Kenya Kwanza promised that the gender parity will be 50/50%. This promise has been broken without neither accountability nor explanation. Just look at the appointments to the Cabinet, the State House appointees (only one woman in the company of 9 men), for clear examples. Advocate Waikwa Wanyoike has argued rightly that the Cabinet is unconstitutional. There may be public interest litigation on this issue.

While I have argued in this column that we should glorify what is positive and vilify what is negative about what the government does in equal measure. In that vein I am on record as glorifying the swearing of the 6 judges of superior courts, the obedience of court of orders given in favour of Miguna Miguna. I should add the return of the port to the County of Mombasa.

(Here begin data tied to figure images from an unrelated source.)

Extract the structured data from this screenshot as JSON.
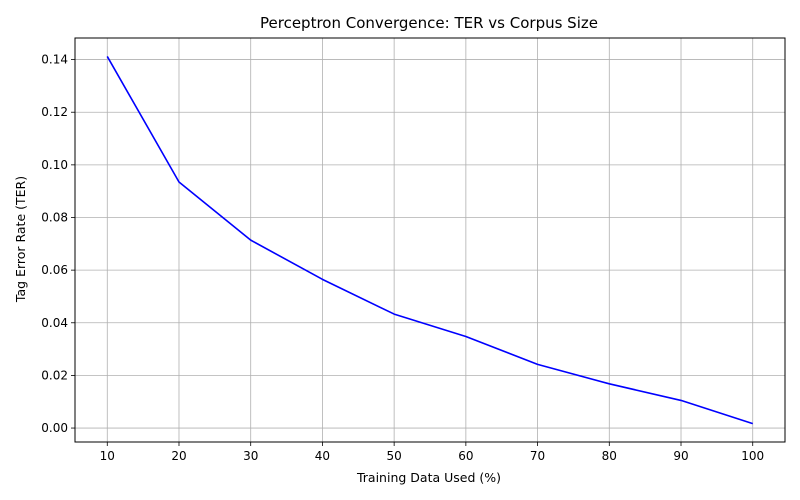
{
  "chart_data": {
    "type": "line",
    "title": "Perceptron Convergence: TER vs Corpus Size",
    "xlabel": "Training Data Used (%)",
    "ylabel": "Tag Error Rate (TER)",
    "x": [
      10,
      20,
      30,
      40,
      50,
      60,
      70,
      80,
      90,
      100
    ],
    "series": [
      {
        "values": [
          0.1412,
          0.0935,
          0.0714,
          0.0565,
          0.0433,
          0.0348,
          0.0242,
          0.0168,
          0.0105,
          0.0017
        ]
      }
    ],
    "xlim": [
      5.5,
      104.5
    ],
    "ylim": [
      -0.0053,
      0.1482
    ],
    "xticks": [
      10,
      20,
      30,
      40,
      50,
      60,
      70,
      80,
      90,
      100
    ],
    "yticks": [
      0.0,
      0.02,
      0.04,
      0.06,
      0.08,
      0.1,
      0.12,
      0.14
    ],
    "ytick_labels": [
      "0.00",
      "0.02",
      "0.04",
      "0.06",
      "0.08",
      "0.10",
      "0.12",
      "0.14"
    ],
    "grid": true,
    "line_color": "#0000ff"
  }
}
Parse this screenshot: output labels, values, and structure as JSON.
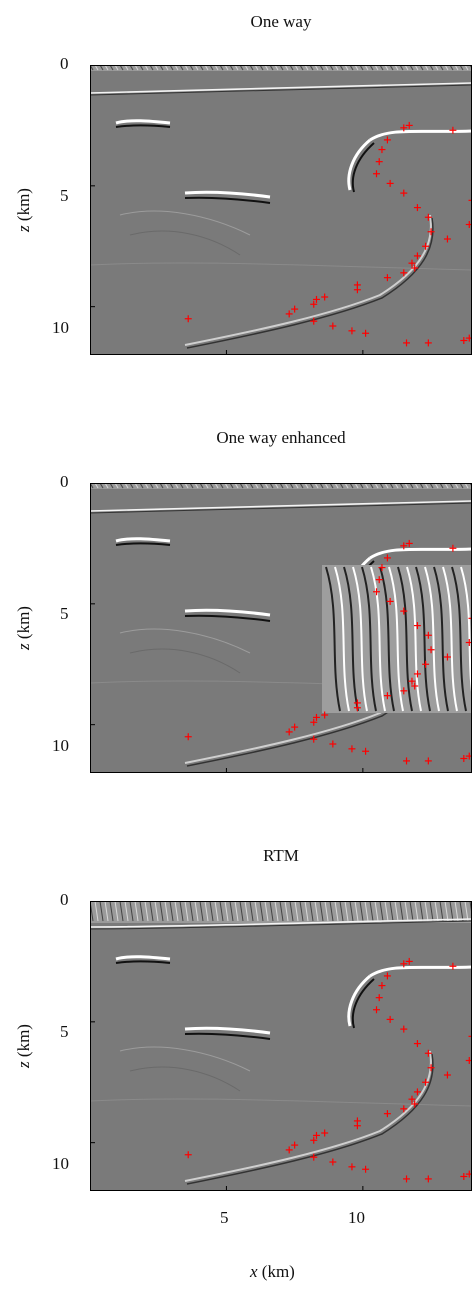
{
  "panels": [
    {
      "title": "One way"
    },
    {
      "title": "One way enhanced"
    },
    {
      "title": "RTM"
    }
  ],
  "chart_data": {
    "type": "scatter",
    "ylabel": "z (km)",
    "xlabel": "x (km)",
    "xlim": [
      0,
      14
    ],
    "ylim": [
      12,
      0
    ],
    "xticks": [
      "5",
      "10"
    ],
    "yticks": [
      "0",
      "5",
      "10"
    ],
    "colors": {
      "marker": "#ff0000",
      "background": "#7a7a7a"
    },
    "markers": [
      {
        "x": 11.5,
        "y": 2.6
      },
      {
        "x": 11.7,
        "y": 2.5
      },
      {
        "x": 13.3,
        "y": 2.7
      },
      {
        "x": 10.9,
        "y": 3.1
      },
      {
        "x": 10.7,
        "y": 3.5
      },
      {
        "x": 10.6,
        "y": 4.0
      },
      {
        "x": 10.5,
        "y": 4.5
      },
      {
        "x": 11.0,
        "y": 4.9
      },
      {
        "x": 11.5,
        "y": 5.3
      },
      {
        "x": 14.0,
        "y": 5.6
      },
      {
        "x": 12.0,
        "y": 5.9
      },
      {
        "x": 12.4,
        "y": 6.3
      },
      {
        "x": 13.9,
        "y": 6.6
      },
      {
        "x": 12.5,
        "y": 6.9
      },
      {
        "x": 13.1,
        "y": 7.2
      },
      {
        "x": 12.3,
        "y": 7.5
      },
      {
        "x": 12.0,
        "y": 7.9
      },
      {
        "x": 11.8,
        "y": 8.2
      },
      {
        "x": 11.9,
        "y": 8.4
      },
      {
        "x": 11.5,
        "y": 8.6
      },
      {
        "x": 10.9,
        "y": 8.8
      },
      {
        "x": 9.8,
        "y": 9.1
      },
      {
        "x": 9.8,
        "y": 9.3
      },
      {
        "x": 8.6,
        "y": 9.6
      },
      {
        "x": 8.3,
        "y": 9.7
      },
      {
        "x": 8.2,
        "y": 9.9
      },
      {
        "x": 7.5,
        "y": 10.1
      },
      {
        "x": 7.3,
        "y": 10.3
      },
      {
        "x": 3.6,
        "y": 10.5
      },
      {
        "x": 8.2,
        "y": 10.6
      },
      {
        "x": 8.9,
        "y": 10.8
      },
      {
        "x": 9.6,
        "y": 11.0
      },
      {
        "x": 10.1,
        "y": 11.1
      },
      {
        "x": 11.6,
        "y": 11.5
      },
      {
        "x": 12.4,
        "y": 11.5
      },
      {
        "x": 13.7,
        "y": 11.4
      },
      {
        "x": 13.9,
        "y": 11.3
      }
    ]
  }
}
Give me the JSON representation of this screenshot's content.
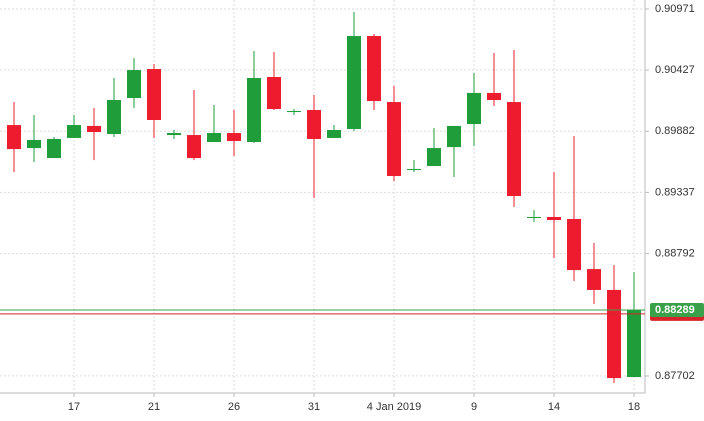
{
  "chart_data": {
    "type": "candlestick",
    "categories": [
      null,
      null,
      null,
      "17",
      null,
      null,
      null,
      "21",
      null,
      null,
      null,
      "26",
      null,
      null,
      null,
      "31",
      null,
      null,
      null,
      "4 Jan 2019",
      null,
      null,
      null,
      "9",
      null,
      null,
      null,
      "14",
      null,
      null,
      null,
      "18"
    ],
    "open": [
      0.89937,
      0.89732,
      0.89643,
      0.89822,
      0.89929,
      0.89857,
      0.90178,
      0.90436,
      0.89848,
      0.89848,
      0.89786,
      0.89866,
      0.89786,
      0.90365,
      0.90053,
      0.90071,
      0.89822,
      0.89902,
      0.9073,
      0.90142,
      0.89536,
      0.89572,
      0.89741,
      0.89946,
      0.90223,
      0.90142,
      0.89118,
      0.89118,
      0.891,
      0.88654,
      0.88468,
      0.87692
    ],
    "high": [
      0.90142,
      0.90027,
      0.89831,
      0.90027,
      0.90089,
      0.90356,
      0.90534,
      0.90481,
      0.89893,
      0.90249,
      0.90116,
      0.90071,
      0.90597,
      0.90588,
      0.9008,
      0.90205,
      0.89937,
      0.90944,
      0.90748,
      0.90285,
      0.89625,
      0.89911,
      0.89929,
      0.90401,
      0.90579,
      0.90606,
      0.8918,
      0.89518,
      0.89839,
      0.88886,
      0.8869,
      0.88628
    ],
    "low": [
      0.89518,
      0.89608,
      0.89643,
      0.89822,
      0.89625,
      0.89831,
      0.90089,
      0.89822,
      0.89813,
      0.89625,
      0.89786,
      0.89661,
      0.89777,
      0.90071,
      0.90027,
      0.89287,
      0.89822,
      0.89884,
      0.90071,
      0.89438,
      0.89518,
      0.89572,
      0.89474,
      0.8975,
      0.90107,
      0.89207,
      0.89073,
      0.88752,
      0.88548,
      0.88343,
      0.87639,
      0.87692
    ],
    "close": [
      0.89723,
      0.89804,
      0.89813,
      0.89937,
      0.89875,
      0.9016,
      0.90427,
      0.89982,
      0.89866,
      0.89643,
      0.89866,
      0.89795,
      0.90356,
      0.9008,
      0.90062,
      0.89813,
      0.89893,
      0.9073,
      0.90151,
      0.89483,
      0.89545,
      0.89732,
      0.89929,
      0.90223,
      0.9016,
      0.89305,
      0.89118,
      0.89091,
      0.88645,
      0.88468,
      0.87683,
      0.88289
    ],
    "up_color": "#1f9d3a",
    "down_color": "#ec1c2e",
    "ylim": [
      0.8755,
      0.91051
    ],
    "yticks": [
      0.90971,
      0.90427,
      0.89882,
      0.89337,
      0.88792,
      0.87702
    ],
    "grid": true,
    "price_lines": [
      {
        "value": 0.88255,
        "color": "#d8232a"
      },
      {
        "value": 0.88289,
        "color": "#3aa04a"
      }
    ]
  }
}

We have observed in this column that our foreign policy is a clean and clear as mud, and that it anchored on foreign interests. Yet national interests matter all the time. Why are we privatizing public assets? Because neoliberalism says so? Why is our economy anchored on the capitalist objective on profits before the people? Is the government able to control food prices, for example?  The court order declaring the appointment of Cabinet Administrative Secretaries unconstitutional, which order the Jubilee government disobeyed has been disobeyed by the Kenya Kwanza government. I have quickly realized that this government is adept as giving with one hand and taking back with the other. Soon the government will be condemned for what it has taken back. I still wait with bated breath for the publication of the SGR contracts, and the deportation of Chinese citizens who are illegally in Kenya.

We dare not give up

I believe there has been various locations of struggle for the realization of 2/3rd gender rule. I have no hope that women in political positions now will raise up and take up this struggle. None of them has said anything on the issue since the election. I do not expect mass action from them at all. The seduction of political power has made them not treat this issue with the  seriousness it deserves.

The activism around this issue will not cease. I hope the women’s rights social movements, the feminist movements, the feminist masculinity movements, the public interest litigators, and the general human rights movements will all never relent until this struggle is won. I expect the media to join this struggle, particularly the women journalists who have been at the forefront of this matter. I also count on political parties that have been part of this struggle. Such parties as the United Green Movement, Ukweli Party and the Communist Party of Kenya (not the faction that joined Kenya Kwanza in what someone dubbed chama cha Wavujajasho kimenunuliwa na chama cha wavunajasho/the party of the working people has been bought by the exploiters) will continue to support this struggle for 2/3rd gender rule. I believe the resisting intellectuals will join this movement.

Collectively, all these movements that mobilize and organize Kenyan women to defend their sovereign power as decreed by the Constitution. Shall we see another advisory by the Chief Justice going forward? The movement must think through this site of struggle as well.

Willy Mutunga, Chief Justice & President of the Supreme Court, 2011-2016.